L’Europe ne pourra jamais parler d’une voix propre si elle pense, combat et s’arme avec les outils d’autrui.
Les États-Unis poursuivent leur agenda géopolitique — c’est leur droit. L’Europe ne doit pas pour autant devenir l’otage de ces choix, encore moins lorsque ceux-ci bloquent toute tentative d’ouverture diplomatique, toute nuance, toute alternative stratégique.
L’Allemagne, qui assume sans états d’âme sa vassalisation militaire stratégique sur les Etats-Unis, entraîne le continent sur cette pente dangereuse. L’erreur allemande ne doit pas devenir la norme européenne. Il en va de notre liberté diplomatique, de notre capacité à peser dans le monde multipolaire, de notre dignité stratégique.
Conclusion : reconstruire une ambition souveraine
Il est encore temps de refuser ce glissement. Il est encore temps de bâtir une industrie de défense européenne pilotée par les Européens, pour les Européens.
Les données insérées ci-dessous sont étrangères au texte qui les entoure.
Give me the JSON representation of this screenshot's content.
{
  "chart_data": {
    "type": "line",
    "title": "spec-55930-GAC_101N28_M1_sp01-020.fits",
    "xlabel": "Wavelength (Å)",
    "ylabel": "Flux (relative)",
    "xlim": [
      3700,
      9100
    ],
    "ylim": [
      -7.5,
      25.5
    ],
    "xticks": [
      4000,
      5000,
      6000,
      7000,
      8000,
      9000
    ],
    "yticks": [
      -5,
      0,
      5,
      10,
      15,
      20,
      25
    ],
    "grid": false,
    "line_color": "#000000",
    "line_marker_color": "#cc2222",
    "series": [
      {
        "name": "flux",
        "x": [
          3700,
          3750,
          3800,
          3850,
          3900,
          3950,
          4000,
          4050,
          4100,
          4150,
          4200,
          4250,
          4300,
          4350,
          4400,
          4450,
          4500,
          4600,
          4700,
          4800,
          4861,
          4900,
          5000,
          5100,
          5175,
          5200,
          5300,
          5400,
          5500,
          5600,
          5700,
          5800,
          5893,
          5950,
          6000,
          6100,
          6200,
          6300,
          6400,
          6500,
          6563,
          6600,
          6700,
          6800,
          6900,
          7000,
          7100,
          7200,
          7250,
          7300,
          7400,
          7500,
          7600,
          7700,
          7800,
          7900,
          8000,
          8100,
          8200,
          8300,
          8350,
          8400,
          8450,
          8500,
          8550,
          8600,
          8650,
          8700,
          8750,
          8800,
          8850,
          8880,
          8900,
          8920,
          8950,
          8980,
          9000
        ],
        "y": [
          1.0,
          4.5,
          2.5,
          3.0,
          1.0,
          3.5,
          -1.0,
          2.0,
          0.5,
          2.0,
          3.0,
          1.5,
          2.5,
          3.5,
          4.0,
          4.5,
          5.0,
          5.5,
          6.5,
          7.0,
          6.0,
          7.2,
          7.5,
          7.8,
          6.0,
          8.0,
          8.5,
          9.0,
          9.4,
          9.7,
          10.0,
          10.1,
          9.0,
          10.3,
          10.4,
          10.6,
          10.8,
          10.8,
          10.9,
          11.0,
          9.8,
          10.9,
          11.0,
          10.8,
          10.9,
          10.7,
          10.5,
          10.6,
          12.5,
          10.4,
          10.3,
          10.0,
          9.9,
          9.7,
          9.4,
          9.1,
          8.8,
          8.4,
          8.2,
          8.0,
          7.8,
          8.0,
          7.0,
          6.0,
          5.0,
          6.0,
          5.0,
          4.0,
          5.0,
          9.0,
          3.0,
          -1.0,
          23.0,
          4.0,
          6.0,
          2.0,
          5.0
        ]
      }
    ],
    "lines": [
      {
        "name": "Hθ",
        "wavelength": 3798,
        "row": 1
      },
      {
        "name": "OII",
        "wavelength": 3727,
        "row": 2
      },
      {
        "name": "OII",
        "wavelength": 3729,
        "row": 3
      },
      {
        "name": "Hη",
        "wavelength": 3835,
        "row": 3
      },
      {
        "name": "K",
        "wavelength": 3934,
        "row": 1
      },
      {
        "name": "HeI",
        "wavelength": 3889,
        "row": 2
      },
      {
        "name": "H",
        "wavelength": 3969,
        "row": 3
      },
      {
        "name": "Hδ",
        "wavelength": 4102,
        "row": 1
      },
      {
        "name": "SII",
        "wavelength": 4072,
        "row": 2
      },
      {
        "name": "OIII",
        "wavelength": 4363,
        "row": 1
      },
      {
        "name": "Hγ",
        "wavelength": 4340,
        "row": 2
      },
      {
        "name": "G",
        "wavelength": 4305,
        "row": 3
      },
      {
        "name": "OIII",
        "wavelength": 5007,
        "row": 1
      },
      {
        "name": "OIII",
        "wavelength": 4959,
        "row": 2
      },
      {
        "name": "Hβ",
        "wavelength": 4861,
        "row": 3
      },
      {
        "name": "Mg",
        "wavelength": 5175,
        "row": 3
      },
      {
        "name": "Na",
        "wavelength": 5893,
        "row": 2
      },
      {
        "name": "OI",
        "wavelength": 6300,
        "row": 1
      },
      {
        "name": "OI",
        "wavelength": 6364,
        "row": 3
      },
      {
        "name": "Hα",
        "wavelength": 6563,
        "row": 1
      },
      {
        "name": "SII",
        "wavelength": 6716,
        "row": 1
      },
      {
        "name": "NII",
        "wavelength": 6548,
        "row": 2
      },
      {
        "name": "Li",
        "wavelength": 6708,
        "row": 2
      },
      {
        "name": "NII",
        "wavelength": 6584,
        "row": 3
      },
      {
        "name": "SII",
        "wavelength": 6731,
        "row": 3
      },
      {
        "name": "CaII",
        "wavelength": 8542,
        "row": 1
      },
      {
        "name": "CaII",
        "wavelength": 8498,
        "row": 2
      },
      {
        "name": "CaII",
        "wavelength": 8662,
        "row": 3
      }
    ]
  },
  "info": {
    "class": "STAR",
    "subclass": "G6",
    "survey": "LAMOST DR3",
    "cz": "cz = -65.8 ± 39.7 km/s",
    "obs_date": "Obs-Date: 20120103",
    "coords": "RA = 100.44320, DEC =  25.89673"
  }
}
Cela suppose des choix courageux, des ruptures, des décisions politiques claires. Et cela suppose que des États comme la France, conscients de l’impasse, prennent le relais du leadership stratégique que l’Allemagne veut porter dans une vision hégémonique et en partenariat renforcé avec un acteur non-européen, les Etats-Unis et surtout sans la France.
S’allier avec Anduril, c’est importer une logique d’alignement technologique qui prépare l’alignement politique. Ce n’est pas une coopération, c’est une abdication.
Nous n’avons pas besoin d’un clone de Palantir pour défendre l’Europe. Nous avons besoin d’une volonté politique farouche de souveraineté, sans quoi l’Europe ne sera bientôt plus qu’un théâtre d’opérations, jamais un acteur.